A Stealthy Backdoor Attack for Without-Label-Sharing Split Learning

As a novel privacy-preserving paradigm aimed at reducing client computational costs and achieving data utility, split learning has garnered extensive attention and proliferated widespread applications across various fields, including smart health and smart transportation, among others. While recent studies have primarily concentrated on addressing privacy leakage concerns in split learning, such as inference attacks and data reconstruction, the exploration of security issues (e.g., backdoor attacks) within the framework of split learning has been comparatively limited. Nonetheless, the security vulnerability within the context of split learning is highly posing a threat and can give rise to grave security implications, such as the illegal impersonation in the face recognition model.

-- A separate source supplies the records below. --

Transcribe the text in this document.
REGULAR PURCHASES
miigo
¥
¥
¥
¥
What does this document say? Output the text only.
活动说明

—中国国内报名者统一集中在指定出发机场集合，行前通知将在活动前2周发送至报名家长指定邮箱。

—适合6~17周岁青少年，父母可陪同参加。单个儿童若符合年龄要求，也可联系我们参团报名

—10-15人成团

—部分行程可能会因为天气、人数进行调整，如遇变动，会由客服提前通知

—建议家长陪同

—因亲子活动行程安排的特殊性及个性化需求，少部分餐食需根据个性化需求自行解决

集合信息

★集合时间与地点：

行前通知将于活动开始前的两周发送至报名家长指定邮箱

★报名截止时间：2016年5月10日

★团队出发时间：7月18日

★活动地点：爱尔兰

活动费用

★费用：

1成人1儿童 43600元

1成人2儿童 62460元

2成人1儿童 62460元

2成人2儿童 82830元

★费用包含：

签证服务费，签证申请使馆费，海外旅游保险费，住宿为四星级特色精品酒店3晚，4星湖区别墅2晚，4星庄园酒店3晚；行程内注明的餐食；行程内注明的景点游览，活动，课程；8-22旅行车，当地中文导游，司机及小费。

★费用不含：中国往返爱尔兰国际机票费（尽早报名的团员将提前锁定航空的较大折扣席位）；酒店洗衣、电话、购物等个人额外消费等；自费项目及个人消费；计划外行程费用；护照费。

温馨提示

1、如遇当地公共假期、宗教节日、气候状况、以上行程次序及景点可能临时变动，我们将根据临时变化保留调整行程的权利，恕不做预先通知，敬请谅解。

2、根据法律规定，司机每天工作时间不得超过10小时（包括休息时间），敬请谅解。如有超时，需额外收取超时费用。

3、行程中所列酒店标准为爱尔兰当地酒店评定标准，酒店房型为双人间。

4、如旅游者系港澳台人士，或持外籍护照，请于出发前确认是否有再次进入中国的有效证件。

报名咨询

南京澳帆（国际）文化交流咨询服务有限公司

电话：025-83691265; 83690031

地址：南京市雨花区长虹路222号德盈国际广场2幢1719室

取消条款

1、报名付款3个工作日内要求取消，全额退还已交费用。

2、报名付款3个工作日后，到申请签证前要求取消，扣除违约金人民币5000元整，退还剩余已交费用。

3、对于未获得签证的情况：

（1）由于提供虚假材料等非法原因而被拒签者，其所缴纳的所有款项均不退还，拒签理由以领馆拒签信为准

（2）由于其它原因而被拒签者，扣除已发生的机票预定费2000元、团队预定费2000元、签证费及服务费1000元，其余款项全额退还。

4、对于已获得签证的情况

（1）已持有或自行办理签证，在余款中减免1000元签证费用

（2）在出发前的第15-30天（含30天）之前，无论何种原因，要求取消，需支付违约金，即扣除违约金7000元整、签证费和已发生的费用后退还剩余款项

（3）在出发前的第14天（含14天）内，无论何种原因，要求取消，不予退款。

Therefore, in this paper, we propose a stealthy backdoor attack strategy (namely SBAT) tailored to the without-label-sharing split learning architecture, which unveils the inherent security vulnerability of split learning. We posit the existence of a potential attacker on the server side aiming to introduce a backdoor into the training model, while exploring two scenarios: one with known client network architecture and the other with unknown architecture. Diverging from traditional backdoor attack methods that manipulate the training data and labels, we constructively conduct the backdoor attack by injecting the trigger embedding into the server network. Specifically, our SBAT achieves a higher level of attack stealthiness by refraining from modifying any intermediate parameters (e.g., gradients) during training and instead executing all malicious operations post-training.